= Cadiz Freedom Swim =

South African open water swimming race

The Cadiz Freedom Swim is an extreme 7.5 km open water swimming race from Robben Island to Big Bay, Bloubergstrand, Cape Town, South Africa.
It takes place annually close to Freedom Day (27 April, the date of South Africa's first democratic elections in 1994 when Nelson Mandela was elected President, marking the end of the Apartheid era and the freedom of the people).

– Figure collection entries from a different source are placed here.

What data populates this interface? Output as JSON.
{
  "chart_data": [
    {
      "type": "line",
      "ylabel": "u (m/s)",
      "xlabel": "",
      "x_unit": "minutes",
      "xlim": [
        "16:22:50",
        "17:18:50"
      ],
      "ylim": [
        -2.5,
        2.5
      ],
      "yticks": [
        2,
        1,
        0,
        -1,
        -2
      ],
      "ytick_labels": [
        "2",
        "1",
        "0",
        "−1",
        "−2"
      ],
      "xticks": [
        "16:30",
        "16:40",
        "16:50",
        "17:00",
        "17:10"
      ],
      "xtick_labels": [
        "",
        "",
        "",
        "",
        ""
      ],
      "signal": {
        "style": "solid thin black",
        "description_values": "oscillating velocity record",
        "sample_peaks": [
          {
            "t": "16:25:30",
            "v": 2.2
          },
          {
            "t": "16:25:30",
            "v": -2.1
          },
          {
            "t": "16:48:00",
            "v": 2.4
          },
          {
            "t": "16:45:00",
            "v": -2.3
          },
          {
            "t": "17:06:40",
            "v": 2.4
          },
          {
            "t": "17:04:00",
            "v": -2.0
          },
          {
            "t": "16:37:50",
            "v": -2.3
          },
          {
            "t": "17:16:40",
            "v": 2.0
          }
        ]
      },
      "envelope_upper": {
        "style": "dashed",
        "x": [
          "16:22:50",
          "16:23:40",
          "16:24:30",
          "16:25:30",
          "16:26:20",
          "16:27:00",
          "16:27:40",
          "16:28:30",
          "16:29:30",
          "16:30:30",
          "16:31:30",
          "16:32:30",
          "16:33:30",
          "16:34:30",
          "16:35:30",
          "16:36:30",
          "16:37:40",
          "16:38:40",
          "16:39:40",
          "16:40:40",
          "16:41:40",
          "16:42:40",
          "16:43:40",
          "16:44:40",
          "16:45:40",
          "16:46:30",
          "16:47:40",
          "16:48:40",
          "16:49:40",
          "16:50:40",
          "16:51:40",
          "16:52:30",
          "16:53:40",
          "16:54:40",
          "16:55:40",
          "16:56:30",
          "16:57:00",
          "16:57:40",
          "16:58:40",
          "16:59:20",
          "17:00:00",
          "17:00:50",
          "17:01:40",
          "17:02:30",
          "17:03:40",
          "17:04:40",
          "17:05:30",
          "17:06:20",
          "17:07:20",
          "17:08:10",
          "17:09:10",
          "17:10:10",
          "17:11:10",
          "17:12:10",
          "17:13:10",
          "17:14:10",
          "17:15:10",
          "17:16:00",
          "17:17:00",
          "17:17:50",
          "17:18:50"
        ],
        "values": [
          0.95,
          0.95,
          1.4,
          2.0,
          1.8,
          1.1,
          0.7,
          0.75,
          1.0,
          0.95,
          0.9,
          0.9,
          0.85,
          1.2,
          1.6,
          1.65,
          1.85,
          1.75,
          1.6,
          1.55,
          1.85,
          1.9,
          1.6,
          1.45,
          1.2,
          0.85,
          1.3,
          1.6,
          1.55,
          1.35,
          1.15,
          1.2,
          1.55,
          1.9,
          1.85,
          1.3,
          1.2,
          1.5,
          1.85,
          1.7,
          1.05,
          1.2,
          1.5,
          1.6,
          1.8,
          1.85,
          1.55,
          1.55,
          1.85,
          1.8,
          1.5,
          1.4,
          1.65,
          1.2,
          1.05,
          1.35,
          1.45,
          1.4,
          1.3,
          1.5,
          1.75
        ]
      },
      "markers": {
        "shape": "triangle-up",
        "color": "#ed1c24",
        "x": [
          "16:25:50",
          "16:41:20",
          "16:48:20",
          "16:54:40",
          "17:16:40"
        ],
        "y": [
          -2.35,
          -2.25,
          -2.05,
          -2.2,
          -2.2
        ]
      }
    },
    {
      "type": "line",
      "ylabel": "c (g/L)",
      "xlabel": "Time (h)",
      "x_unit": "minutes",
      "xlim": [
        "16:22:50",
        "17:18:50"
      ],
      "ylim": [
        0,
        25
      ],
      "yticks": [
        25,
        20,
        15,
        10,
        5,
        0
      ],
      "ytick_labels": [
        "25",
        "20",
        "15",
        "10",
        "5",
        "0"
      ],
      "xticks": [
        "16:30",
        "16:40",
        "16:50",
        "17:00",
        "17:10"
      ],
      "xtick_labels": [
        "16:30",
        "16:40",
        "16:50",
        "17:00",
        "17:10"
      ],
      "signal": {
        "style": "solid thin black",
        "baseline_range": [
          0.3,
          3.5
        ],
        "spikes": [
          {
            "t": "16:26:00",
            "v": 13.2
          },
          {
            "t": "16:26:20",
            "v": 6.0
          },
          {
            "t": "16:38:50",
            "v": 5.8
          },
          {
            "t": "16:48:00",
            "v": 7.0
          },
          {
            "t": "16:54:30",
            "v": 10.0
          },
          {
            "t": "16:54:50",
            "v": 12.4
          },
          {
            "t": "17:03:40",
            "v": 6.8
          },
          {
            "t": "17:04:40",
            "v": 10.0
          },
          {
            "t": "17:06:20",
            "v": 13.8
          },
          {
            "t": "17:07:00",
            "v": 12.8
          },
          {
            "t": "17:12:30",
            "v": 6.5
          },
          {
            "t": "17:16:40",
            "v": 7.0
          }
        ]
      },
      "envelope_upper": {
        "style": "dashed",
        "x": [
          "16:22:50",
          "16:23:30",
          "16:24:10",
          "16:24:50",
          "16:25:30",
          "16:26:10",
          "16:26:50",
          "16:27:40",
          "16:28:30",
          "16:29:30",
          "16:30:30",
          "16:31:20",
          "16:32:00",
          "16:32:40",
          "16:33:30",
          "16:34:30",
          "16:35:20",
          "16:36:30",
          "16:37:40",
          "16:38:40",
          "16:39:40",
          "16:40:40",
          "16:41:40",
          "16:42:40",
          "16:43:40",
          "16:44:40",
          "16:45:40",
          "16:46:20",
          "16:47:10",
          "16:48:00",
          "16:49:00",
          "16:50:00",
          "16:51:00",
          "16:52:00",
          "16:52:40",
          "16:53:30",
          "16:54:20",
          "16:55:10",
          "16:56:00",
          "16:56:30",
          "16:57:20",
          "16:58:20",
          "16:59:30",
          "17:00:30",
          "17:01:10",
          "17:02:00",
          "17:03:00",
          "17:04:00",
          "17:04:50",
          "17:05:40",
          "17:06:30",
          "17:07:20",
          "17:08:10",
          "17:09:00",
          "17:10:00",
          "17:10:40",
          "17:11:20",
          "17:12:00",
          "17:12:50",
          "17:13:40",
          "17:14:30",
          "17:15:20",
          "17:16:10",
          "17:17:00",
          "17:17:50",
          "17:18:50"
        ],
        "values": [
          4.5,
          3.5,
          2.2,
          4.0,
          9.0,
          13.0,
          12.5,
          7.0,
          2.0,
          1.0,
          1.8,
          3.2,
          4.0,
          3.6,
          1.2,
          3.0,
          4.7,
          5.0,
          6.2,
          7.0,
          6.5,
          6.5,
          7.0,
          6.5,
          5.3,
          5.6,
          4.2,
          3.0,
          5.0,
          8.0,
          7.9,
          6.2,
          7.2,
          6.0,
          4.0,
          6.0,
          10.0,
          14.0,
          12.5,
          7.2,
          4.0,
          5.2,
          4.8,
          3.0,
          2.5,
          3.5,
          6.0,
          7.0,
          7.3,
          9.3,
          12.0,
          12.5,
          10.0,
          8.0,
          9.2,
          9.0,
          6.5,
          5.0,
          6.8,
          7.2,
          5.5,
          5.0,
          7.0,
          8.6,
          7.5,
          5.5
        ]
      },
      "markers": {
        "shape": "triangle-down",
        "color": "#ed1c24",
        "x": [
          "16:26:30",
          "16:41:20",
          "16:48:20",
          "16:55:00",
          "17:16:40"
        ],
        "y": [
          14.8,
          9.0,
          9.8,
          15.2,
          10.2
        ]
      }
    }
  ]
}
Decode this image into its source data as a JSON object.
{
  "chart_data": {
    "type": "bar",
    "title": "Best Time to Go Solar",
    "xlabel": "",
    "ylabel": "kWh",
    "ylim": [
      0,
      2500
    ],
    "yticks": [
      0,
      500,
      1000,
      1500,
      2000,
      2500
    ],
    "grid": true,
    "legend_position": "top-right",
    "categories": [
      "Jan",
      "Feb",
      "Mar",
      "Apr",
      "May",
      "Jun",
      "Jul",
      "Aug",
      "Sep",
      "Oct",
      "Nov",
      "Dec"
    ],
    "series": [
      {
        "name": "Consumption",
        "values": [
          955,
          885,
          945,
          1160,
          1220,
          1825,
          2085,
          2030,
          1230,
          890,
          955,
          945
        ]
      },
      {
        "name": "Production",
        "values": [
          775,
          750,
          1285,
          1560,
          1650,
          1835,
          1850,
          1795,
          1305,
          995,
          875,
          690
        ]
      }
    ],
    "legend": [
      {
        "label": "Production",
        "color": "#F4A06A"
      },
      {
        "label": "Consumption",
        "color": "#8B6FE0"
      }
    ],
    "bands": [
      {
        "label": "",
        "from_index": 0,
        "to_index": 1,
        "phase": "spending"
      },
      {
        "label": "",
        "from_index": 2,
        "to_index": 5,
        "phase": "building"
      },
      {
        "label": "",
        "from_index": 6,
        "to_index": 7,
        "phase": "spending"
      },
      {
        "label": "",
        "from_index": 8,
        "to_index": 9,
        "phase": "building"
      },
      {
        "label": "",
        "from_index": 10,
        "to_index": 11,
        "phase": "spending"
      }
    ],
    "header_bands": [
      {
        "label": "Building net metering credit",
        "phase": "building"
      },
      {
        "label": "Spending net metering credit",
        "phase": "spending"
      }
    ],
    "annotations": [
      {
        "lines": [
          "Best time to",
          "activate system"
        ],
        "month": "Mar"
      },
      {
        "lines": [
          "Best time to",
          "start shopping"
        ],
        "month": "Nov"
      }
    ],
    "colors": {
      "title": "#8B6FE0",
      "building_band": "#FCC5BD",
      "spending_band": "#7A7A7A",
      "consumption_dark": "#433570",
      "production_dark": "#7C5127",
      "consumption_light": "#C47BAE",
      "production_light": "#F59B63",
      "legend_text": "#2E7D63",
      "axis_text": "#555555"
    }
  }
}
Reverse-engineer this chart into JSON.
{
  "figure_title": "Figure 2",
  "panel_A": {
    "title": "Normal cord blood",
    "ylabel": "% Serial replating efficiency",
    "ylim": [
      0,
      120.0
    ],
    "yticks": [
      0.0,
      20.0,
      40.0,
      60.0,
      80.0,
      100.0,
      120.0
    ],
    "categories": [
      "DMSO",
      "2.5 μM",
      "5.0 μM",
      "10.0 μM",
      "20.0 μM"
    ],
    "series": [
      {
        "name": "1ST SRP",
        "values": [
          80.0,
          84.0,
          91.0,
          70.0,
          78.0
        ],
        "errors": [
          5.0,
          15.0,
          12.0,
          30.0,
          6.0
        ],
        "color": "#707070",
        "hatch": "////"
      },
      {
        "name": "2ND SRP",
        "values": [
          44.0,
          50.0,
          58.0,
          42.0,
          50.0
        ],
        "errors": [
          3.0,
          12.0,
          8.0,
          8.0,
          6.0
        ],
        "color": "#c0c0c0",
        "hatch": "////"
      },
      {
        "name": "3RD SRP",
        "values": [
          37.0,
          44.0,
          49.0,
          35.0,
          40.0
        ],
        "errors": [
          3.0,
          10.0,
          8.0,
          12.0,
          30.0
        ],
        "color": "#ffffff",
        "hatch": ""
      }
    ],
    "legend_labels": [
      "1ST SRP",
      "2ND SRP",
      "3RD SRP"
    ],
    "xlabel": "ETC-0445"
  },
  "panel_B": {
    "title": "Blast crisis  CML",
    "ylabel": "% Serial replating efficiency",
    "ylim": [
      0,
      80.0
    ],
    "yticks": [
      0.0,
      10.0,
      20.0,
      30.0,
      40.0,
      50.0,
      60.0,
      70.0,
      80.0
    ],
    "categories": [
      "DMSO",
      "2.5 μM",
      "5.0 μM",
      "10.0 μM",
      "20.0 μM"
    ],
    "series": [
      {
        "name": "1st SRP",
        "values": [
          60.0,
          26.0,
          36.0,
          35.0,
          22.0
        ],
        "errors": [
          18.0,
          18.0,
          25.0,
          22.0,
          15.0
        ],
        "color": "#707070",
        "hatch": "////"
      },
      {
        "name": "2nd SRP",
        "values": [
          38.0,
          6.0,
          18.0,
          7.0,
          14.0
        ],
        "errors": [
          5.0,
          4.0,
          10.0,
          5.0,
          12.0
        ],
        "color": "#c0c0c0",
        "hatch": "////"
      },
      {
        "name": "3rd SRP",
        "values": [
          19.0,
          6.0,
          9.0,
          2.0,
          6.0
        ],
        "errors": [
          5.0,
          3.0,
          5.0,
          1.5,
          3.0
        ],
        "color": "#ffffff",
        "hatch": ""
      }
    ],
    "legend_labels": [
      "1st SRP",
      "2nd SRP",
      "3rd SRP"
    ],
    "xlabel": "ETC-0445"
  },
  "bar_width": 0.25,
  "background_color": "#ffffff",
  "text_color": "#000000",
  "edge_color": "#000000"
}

The Cadiz Freedom Swim is recognised as one of the world's most extreme sea races due to the extremely cold water of the Atlantic Ocean (averages around 13–14 °Celsius), unpredictable sea and weather conditions, and the presence of great white sharks.

== History ==

The first officially recorded Robben Island swim happened in 1909 when Henry Charteris Hooper swam from the island to the old Cape Town harbour, it took him 6 hours 55 minutes to swim the distance of about 11 km.

Cadiz Holdings began sponsoring an annual Robben Island to Bloubergstrand event in 2007 which then became known as the Cadiz Freedom Swim. The event was held for the benefit of Vista Nova School.

The record for the fastest swim was set in 2005, in a time just over 1 hour 33 minutes, while the record for the most crossings is 68 times by Theodore Yach.
The swim is attempted by people of all ages – the youngest person to complete it being 12 years and the oldest 65 years.